If you are a fan of CSI or other forensic-investigation TV dramas, you could be forgiven for thinking that all the minute details of a violent crime can be deduced simply by looking at the pattern of blood spatter. The reality, however, is that investigators are often unable to work out important details like whether the victim was standing or sitting when attacked – a distinction that can be crucial to a claim of self-defence.

Now, though, physicists Fred Gittes and Chris Varney from Washington State University in the US have devised a new technique for analysing blood spatter that – under certain conditions – gives the height at which the blood emanated from a victim. That information could, in principle, be used to conclude that a person was sitting, standing or lying on the floor when stabbed or shot. Gittes and Varney add that even when conditions are not appropriate for using their method, it fails in a very specific way that would alert investigators.

Projectile motion

Forensics investigators study the elliptical shapes of blood stains, which reveal the angles at which blood droplets impacted the floor or other surfaces. By tracing back from several different stains, it is possible to conclude where on the floor a person was standing when they were shot. However, finding the height from which the blood emerged is more difficult because the velocity of the blood is not known and it may have been launched in one of many vertical trajectories.

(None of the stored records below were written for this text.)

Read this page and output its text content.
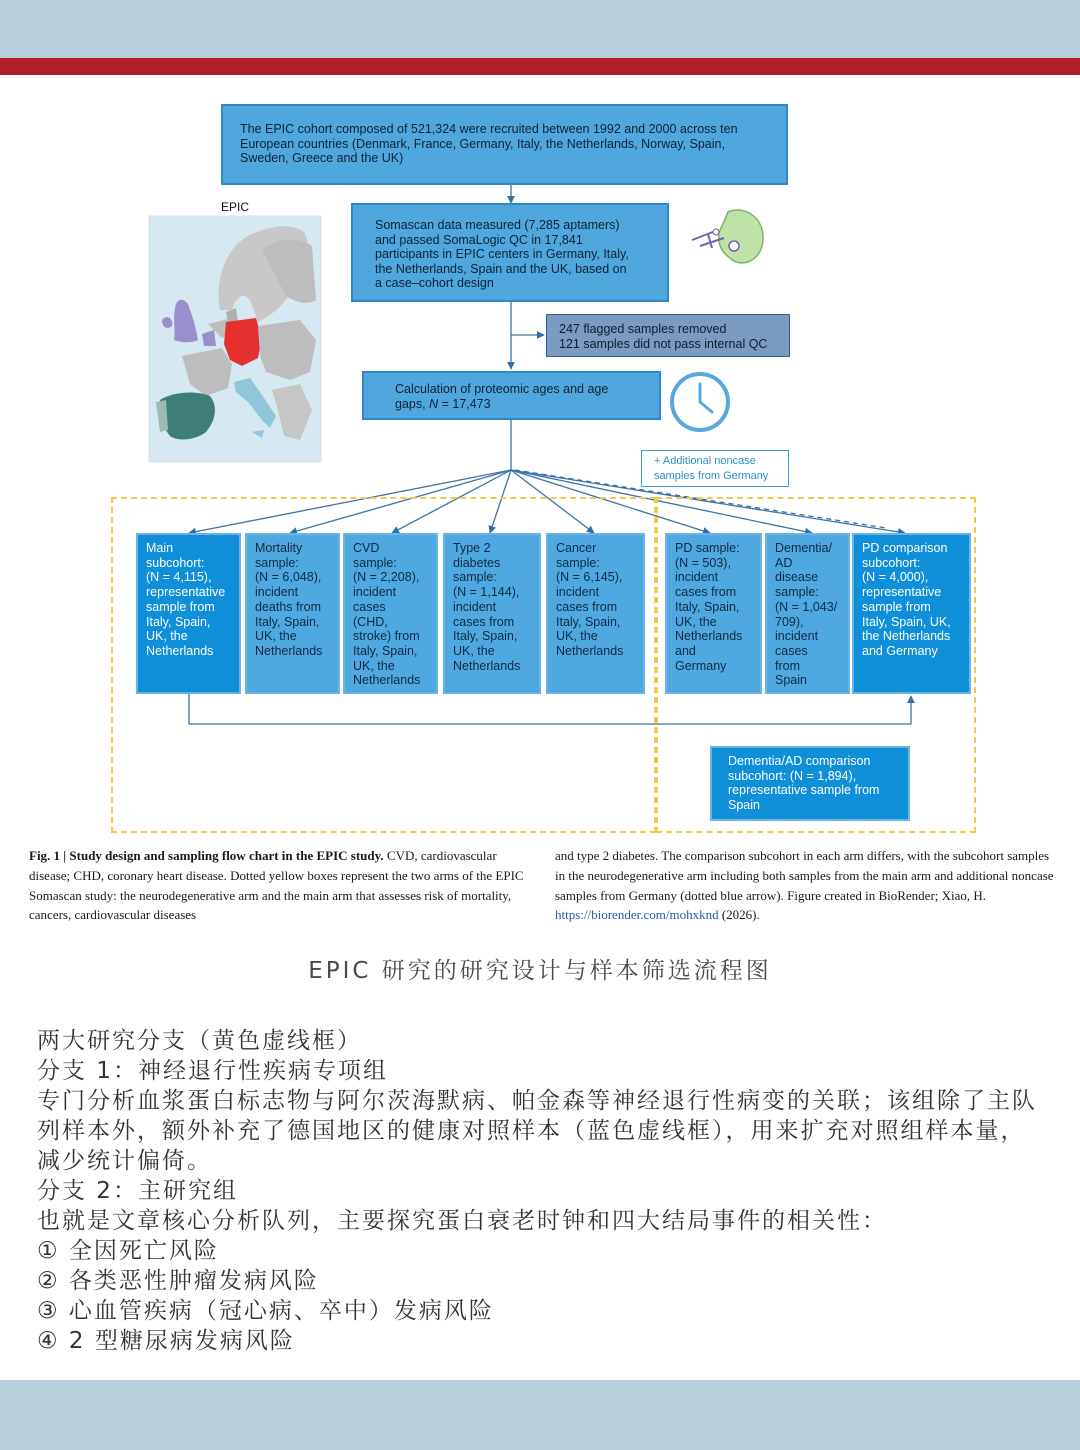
EPIC
The EPIC cohort composed of 521,324 were recruited between 1992 and 2000 across ten
European countries (Denmark, France, Germany, Italy, the Netherlands, Norway, Spain,
Sweden, Greece and the UK)
Somascan data measured (7,285 aptamers)
and passed SomaLogic QC in 17,841
participants in EPIC centers in Germany, Italy,
the Netherlands, Spain and the UK, based on
a case–cohort design
247 flagged samples removed
121 samples did not pass internal QC
Calculation of proteomic ages and age
gaps, N = 17,473
+ Additional noncase
samples from Germany
Main
subcohort:
(N = 4,115),
representative
sample from
Italy, Spain,
UK, the
Netherlands
Mortality
sample:
(N = 6,048),
incident
deaths from
Italy, Spain,
UK, the
Netherlands
CVD
sample:
(N = 2,208),
incident
cases
(CHD,
stroke) from
Italy, Spain,
UK, the
Netherlands
Type 2
diabetes
sample:
(N = 1,144),
incident
cases from
Italy, Spain,
UK, the
Netherlands
Cancer
sample:
(N = 6,145),
incident
cases from
Italy, Spain,
UK, the
Netherlands
PD sample:
(N = 503),
incident
cases from
Italy, Spain,
UK, the
Netherlands
and
Germany
Dementia/
AD
disease
sample:
(N = 1,043/
709),
incident
cases
from
Spain
PD comparison
subcohort:
(N = 4,000),
representative
sample from
Italy, Spain, UK,
the Netherlands
and Germany
Dementia/AD comparison
subcohort: (N = 1,894),
representative sample from
Spain
Fig. 1 | Study design and sampling flow chart in the EPIC study. CVD, cardiovascular disease; CHD, coronary heart disease. Dotted yellow boxes represent the two arms of the EPIC Somascan study: the neurodegenerative arm and the main arm that assesses risk of mortality, cancers, cardiovascular diseases
and type 2 diabetes. The comparison subcohort in each arm differs, with the subcohort samples in the neurodegenerative arm including both samples from the main arm and additional noncase samples from Germany (dotted blue arrow). Figure created in BioRender; Xiao, H. https://biorender.com/mohxknd (2026).
EPIC 研究的研究设计与样本筛选流程图
两大研究分支（黄色虚线框）
分支 1：神经退行性疾病专项组
专门分析血浆蛋白标志物与阿尔茨海默病、帕金森等神经退行性病变的关联；该组除了主队列样本外，额外补充了德国地区的健康对照样本（蓝色虚线框），用来扩充对照组样本量，减少统计偏倚。
分支 2：主研究组
也就是文章核心分析队列，主要探究蛋白衰老时钟和四大结局事件的相关性：
① 全因死亡风险
② 各类恶性肿瘤发病风险
③ 心血管疾病（冠心病、卒中）发病风险
④ 2 型糖尿病发病风险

Gittes and Varney have been able to work around this problem by considering the Newtonian equations of motion of the droplets under gravity and simplifying the problem by assuming that the blood spurts out of the body over a narrow range of polar angles (the angle between the horizontal and the initial trajectory of the blood). They calculated that the tangent of the impact angle, θ, should vary linearly with 2/r, where r is the horizontal component of the distance that that the blood has travelled. When θ versus 2/r is plotted, the slope of the graph is equal to the height at which the victim was shot.

To test their analysis technique, the pair built a "clapper" device – similar to those used in forensics training – that creates blood spatter by placing a pouch of liquid between two boards and slapping them together. Rather than using real blood, which would have been impractical and unpleasant, Gittes and Varney used a mixture of chicken-wing sauce and dishwashing liquid to simulate its properties.

"The [analysis] method worked so well, in fact, that we did some numerical simulations to see why aerodynamic drag was not a problem," Gittes told physicsworld.com, referring to the researchers' initial assumption that they would have to adjust their technique to incorporate drag. The simulations showed that the technique was, Gittes adds, "relatively insensitive to drag".

Failing in a good way

Their method does fail, however, if the blood is launched over a wide range of polar angles. Gittes says that he and Varney had expected to see a series of parallel lines in their graphs of θ against 2/r – each for a different launch angle – but none was visible, possibly because they did not have enough data to go on. "Such an approach might work in plots with an enormous number of data points," Gittes speculates. Still, the null-result even with limited data is useful because it means that an erroneous height will not be calculated.

So have Gittes and Varney been hailed as heroes by forensic scientists? Not yet, according to Gittes. "We were a bit surprised by the difficulty of initiating physics discussions with the forensics community," he says. "A great deal seems to be at stake regarding what is or is not considered acceptable practice." However, Gittes is not deterred and calls for "other physicists and students of physics" to take his ideas further.

The research is reported on arXiv and has been accepted for publication in the American Journal of Physics.